At least 18 people were killed on Friday (Aug 7) when a passenger jet was ripped in two after it overshot and skidded off the runway upon landing in southern India, officials said.
More than 100 others were injured, 16 of them seriously, after the Air India Express Boeing 737 from Dubai - a coronavirus evacuation flight - plunged off the runway down an embankment in heavy rain in Kozhikode.
Officials said that 191 passengers and crew were on board the plane that plummeted 10m off the so-called tabletop runway - which can be tricky to land on - in Kerala state. Mercifully, the plane did not catch fire.
Kozhikode official Seeram Sambasiva said that 17 people had died.
According to a patient list seen by AFP, the dead include a 10-month-old infant and an 18-month-old toddler.
The plane's pilot and the co-pilot were also killed in the accident, K Gopalakrishnan, chief of the Malappuram district in the southern state of Kerala, told Reuters.

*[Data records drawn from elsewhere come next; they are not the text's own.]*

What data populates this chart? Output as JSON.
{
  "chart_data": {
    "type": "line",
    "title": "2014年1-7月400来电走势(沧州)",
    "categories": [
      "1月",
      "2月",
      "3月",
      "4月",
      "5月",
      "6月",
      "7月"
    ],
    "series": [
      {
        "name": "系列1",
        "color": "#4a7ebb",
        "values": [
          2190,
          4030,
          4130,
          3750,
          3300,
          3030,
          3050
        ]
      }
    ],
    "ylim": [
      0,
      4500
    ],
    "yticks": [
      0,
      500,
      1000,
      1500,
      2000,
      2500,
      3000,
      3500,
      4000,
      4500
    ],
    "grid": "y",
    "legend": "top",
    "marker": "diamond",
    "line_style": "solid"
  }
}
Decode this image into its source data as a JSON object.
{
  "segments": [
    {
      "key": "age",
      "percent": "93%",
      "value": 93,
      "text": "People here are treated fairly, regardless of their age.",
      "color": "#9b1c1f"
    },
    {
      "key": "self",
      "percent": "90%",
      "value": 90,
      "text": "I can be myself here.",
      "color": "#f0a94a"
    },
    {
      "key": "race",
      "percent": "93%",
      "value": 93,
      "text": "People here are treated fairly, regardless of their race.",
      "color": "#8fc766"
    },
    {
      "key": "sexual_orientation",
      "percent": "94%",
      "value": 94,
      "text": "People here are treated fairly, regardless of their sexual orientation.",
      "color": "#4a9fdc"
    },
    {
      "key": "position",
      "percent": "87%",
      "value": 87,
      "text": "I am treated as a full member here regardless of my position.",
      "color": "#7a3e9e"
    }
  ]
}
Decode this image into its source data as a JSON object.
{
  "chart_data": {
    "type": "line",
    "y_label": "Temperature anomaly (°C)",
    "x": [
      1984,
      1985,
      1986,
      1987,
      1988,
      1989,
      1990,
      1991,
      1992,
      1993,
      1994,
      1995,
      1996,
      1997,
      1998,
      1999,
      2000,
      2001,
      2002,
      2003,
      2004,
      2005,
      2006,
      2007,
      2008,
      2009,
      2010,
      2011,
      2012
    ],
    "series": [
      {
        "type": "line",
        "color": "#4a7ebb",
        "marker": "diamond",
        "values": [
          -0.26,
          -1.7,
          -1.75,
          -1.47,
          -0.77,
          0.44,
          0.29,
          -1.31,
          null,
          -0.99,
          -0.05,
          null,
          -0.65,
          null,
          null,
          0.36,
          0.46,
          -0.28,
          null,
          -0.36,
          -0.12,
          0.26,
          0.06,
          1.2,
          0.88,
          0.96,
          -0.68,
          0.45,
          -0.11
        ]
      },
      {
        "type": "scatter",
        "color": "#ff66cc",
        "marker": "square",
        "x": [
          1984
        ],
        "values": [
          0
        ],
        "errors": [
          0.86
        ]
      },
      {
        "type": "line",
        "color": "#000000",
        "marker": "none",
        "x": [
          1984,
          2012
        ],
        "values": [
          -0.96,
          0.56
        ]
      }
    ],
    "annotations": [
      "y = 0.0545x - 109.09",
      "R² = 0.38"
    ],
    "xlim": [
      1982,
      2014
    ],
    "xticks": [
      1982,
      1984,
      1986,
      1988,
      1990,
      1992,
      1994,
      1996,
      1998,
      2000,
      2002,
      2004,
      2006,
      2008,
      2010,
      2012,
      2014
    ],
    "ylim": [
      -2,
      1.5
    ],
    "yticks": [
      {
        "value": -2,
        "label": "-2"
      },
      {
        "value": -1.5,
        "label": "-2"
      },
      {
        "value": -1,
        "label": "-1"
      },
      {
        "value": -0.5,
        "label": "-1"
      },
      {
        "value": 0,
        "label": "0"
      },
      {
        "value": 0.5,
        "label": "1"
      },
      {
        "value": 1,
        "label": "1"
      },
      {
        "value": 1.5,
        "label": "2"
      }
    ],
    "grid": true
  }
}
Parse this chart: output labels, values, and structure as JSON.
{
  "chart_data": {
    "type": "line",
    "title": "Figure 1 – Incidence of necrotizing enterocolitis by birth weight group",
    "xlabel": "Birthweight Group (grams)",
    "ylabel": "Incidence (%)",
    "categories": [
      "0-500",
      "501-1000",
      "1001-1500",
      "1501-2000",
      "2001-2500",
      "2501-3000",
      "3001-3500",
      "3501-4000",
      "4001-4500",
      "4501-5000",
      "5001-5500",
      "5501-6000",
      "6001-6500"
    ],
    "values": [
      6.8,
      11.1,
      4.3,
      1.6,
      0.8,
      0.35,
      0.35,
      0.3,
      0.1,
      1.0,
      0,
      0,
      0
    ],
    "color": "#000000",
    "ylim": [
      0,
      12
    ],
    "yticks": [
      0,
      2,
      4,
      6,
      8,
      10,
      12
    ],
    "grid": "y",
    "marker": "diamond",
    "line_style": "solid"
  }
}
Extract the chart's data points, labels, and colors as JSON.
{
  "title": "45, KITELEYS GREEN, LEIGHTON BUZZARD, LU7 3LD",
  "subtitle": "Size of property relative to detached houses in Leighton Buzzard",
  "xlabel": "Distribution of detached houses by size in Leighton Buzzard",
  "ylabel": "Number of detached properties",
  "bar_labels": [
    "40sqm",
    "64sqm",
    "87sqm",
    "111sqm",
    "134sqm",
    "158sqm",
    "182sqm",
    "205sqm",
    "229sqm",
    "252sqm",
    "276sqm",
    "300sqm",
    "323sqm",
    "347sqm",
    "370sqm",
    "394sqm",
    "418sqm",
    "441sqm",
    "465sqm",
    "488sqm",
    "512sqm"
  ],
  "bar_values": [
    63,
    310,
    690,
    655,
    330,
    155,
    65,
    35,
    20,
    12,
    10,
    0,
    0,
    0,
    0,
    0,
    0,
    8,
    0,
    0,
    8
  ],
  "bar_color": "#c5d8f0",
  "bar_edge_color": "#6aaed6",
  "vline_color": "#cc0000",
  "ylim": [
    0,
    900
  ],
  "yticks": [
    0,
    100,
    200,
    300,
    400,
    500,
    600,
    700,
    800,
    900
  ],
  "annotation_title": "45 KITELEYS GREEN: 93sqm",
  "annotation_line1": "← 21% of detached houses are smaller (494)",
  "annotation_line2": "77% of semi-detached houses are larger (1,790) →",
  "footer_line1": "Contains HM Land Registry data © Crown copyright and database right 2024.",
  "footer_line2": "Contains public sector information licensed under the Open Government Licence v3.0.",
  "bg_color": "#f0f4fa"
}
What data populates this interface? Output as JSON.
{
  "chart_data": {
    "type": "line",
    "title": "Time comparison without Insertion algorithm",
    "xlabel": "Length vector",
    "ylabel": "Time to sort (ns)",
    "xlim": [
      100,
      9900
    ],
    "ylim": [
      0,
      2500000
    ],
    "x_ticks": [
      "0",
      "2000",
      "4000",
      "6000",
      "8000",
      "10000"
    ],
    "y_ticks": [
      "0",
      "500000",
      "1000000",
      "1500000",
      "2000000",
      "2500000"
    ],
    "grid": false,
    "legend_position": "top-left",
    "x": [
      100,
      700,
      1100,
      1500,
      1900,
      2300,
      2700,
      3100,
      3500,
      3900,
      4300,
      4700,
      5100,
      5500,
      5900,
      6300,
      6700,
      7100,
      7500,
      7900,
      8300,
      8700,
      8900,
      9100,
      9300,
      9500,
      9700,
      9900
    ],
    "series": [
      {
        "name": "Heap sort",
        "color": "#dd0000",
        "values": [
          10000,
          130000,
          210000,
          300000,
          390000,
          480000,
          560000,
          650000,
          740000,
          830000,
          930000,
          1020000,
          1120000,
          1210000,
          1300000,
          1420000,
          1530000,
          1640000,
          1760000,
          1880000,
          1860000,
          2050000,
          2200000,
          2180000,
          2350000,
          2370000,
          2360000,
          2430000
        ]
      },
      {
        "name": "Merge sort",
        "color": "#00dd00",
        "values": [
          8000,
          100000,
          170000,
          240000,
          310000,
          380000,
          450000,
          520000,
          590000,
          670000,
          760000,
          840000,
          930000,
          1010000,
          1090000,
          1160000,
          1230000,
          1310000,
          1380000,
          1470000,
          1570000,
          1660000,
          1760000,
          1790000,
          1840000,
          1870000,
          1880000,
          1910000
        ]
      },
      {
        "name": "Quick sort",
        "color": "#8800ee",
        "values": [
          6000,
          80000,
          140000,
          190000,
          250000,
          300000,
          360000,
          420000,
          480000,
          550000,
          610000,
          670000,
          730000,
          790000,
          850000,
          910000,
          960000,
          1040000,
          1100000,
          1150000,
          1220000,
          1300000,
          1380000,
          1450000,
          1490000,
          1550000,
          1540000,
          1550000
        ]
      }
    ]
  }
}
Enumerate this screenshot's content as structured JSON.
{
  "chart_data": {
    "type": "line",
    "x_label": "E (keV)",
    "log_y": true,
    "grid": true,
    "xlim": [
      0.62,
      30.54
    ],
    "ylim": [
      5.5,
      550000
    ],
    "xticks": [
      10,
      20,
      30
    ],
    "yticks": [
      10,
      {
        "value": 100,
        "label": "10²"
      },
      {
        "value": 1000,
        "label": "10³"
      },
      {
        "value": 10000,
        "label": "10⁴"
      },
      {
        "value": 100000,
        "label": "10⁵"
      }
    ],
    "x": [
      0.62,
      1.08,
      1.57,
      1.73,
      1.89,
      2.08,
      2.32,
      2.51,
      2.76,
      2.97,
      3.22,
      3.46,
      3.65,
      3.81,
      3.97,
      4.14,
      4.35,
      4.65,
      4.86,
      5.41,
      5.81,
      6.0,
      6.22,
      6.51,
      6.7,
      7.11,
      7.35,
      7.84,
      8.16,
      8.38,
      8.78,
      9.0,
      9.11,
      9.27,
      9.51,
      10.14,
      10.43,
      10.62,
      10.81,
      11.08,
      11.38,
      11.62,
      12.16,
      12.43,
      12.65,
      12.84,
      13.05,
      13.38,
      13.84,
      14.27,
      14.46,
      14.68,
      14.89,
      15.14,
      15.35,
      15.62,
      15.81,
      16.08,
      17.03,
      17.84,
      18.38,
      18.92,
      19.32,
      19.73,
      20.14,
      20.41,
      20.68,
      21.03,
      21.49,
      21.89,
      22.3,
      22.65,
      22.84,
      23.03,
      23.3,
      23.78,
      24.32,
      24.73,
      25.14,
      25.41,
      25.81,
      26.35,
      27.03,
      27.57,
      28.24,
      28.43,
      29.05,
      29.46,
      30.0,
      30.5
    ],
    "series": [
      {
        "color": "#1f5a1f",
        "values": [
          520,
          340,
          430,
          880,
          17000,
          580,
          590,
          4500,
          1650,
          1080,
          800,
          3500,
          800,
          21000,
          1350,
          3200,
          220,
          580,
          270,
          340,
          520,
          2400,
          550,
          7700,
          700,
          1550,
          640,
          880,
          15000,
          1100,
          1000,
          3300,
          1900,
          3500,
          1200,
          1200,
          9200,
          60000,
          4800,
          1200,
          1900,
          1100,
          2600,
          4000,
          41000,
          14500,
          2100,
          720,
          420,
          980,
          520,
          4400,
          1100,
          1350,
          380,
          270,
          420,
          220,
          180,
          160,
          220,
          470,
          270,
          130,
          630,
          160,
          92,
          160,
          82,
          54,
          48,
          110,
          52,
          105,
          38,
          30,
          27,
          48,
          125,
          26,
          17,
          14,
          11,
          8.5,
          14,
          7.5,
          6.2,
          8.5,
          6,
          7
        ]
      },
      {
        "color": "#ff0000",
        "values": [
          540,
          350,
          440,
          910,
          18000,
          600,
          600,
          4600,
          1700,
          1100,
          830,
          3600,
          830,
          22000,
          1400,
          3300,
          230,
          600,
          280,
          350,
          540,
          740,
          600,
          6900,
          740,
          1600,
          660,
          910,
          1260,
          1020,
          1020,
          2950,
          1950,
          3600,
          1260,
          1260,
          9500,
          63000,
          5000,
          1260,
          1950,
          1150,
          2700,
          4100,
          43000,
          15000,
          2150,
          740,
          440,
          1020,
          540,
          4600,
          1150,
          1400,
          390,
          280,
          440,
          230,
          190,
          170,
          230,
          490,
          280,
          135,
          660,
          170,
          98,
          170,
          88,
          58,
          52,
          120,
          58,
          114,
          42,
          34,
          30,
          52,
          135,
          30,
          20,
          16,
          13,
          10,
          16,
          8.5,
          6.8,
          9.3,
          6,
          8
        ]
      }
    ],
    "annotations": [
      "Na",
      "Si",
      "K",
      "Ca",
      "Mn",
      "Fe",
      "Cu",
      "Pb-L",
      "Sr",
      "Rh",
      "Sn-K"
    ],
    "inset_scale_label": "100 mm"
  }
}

One of the two pilots who died in the crash, Deepak Sathe, was a former Air Force fighter pilot, reports said.
"All passengers have been admitted to various hospitals, and they are also being tested for COVID-19," Gopalakrishnan said, adding autopsy of the bodies would be carried out according to the COVID-19 protocol.
Indian media quoted data from a flight tracker website showing that the aircraft appears to have attempted to land twice, with survivors telling local TV that the plane went up and down repeatedly before landing.
Rescue staff and locals hurried to the scene, desperately trying to free people from the wreckage in the dark and rain.
Several people on board had to be cut out with special equipment.
The flight was one of hundreds in recent months to bring home some of the tens of thousands of Indians stranded abroad by the coronavirus pandemic, many of them from Gulf countries to Kerala.
The last major plane crash in India was in 2010 when an Air India Express Boeing 737-800 from Dubai to Mangalore overshot the runway - again a tabletop landing surface - and burst into flames.
The crash killed 158 people and left eight survivors.